Einige meinen nun, die gewöhnliche Beleidigung einerseits und die Beleidigung von Staatsoberhäuptern andererseits seien getrennt zu betrachten. Die Bundesregierung habe ihren Blick nur auf letzteres zu richten. Daher zähle das Argument nicht, dass es sowieso zu einem Ermittlungsverfahren komme. Wer so argumentiert, der übersieht wie beide Tatbestände rechtlich miteinander verknüpft sind: Die einfache Beleidigung wird verdrängt, wenn die Bundesregierung ihre Ermächtigung erteilt.

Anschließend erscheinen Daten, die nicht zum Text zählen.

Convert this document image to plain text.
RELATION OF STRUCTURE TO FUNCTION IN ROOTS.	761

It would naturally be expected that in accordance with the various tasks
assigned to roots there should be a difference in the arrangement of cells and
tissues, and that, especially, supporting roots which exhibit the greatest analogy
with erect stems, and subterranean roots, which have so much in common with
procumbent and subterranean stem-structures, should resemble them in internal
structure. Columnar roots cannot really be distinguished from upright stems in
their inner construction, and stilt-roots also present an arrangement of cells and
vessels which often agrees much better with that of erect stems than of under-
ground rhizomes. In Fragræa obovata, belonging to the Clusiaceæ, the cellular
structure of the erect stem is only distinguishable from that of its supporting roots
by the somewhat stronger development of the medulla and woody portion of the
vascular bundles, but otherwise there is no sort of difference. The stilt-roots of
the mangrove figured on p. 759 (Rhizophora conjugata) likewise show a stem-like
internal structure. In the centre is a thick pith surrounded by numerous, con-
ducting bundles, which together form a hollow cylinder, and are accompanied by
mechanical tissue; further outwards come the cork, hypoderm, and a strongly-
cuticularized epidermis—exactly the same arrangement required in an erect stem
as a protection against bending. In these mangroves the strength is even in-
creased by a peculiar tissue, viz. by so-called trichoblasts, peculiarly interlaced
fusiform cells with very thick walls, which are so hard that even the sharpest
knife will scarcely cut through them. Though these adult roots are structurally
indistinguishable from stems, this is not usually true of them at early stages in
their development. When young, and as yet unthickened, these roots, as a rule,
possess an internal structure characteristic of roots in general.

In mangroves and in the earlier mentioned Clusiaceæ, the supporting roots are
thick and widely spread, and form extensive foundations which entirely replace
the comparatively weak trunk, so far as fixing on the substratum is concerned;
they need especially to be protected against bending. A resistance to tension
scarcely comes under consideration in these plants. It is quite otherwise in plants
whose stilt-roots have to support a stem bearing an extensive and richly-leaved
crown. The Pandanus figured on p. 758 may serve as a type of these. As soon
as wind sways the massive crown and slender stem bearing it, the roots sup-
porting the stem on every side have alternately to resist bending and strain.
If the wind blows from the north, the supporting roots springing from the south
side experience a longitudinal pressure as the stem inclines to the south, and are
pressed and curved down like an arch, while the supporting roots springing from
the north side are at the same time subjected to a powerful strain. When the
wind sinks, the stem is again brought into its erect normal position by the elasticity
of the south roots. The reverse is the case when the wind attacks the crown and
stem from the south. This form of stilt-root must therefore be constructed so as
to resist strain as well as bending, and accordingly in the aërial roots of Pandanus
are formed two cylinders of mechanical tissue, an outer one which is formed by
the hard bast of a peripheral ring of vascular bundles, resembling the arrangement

Die Verschränkung von Entscheidungen der Judikative mit Vorentscheidungen der Exekutive ist auch kein Bruch mit dem Prinzip der Gewaltenteilung. Bestimmte Bereiche des Strafrechts bauen in ähnlicher Weise darauf auf: So knüpfen etwa zahlreiche Straftatbestände des Umweltstrafrechts an Entscheidungen von Behörden an, die die tatsächlichen Auswirkungen einer Handlung auf die Umwelt fachlich besser beurteilen können, als Juristen bei Gericht. Fachleute sprechen auch von verwaltungsakzessorischem Strafrecht, um die Einbindung exekutiver Entscheidungen in die strafrechtliche Würdigung zu betonen.

Wenn die Bundesregierung ihre Entscheidung also nun mit einem pauschalen Hinweis auf die Gewaltenteilung rechtfertigt, versucht sie, sich hinter den deutschen Gerichten verstecken. Schlimmer noch: Sie handelt zutiefst widersprüchlich. Denn einerseits gibt sie durch die erteilte Ermächtigung zu verstehen, dass es angemessen sei, wenn der erhöhte Strafrahmen zu Anwendung gelangt. Andererseits gibt sie zu verstehen, dass sie den gesamten Straftatbestand abschaffen möchte, weil der erhöhte Strafrahmen nicht mehr in die Zeit passe.

Noch schwerer wiegt der außenpolitische Schaden dieser widersprüchlichen Entscheidung: Die Bundesregierung gibt mit ihrer Entscheidung zu erkennen, dass sie von einem schweren Schaden für ihre Außenpolitik durch den Fall Böhmermann ausgeht. Auszusprechen traut sie sich das aber nicht. Es ist unbestritten, dass eine umfassende Lösung der Flüchtlingskrise nur zusammen mit der Türkei funktionieren wird. Aber die vorliegende Entscheidung zeigt jedermann, in welche Abhängigkeit die Bundesregierung sich von der Türkei und ihrem Präsidenten Recep Erdogan begeben hat – eine Abhängigkeit, die nun zur Folge hat, dass ein deutscher Entertainer für sein Verhalten, sollte es zu einer Verurteilung kommen, drei Mal so schwer bestraft werden könnte, als es der Schutz persönlicher Ehre und die Diskussion über die Grenzen der Satire erfordern würde.

Das aber ist genau das falsche politische Signal in einer Zeit des kritischen Dialogs mit der Türkei über Pressefreiheit, gelebte Demokratie und Meinungsvielfalt.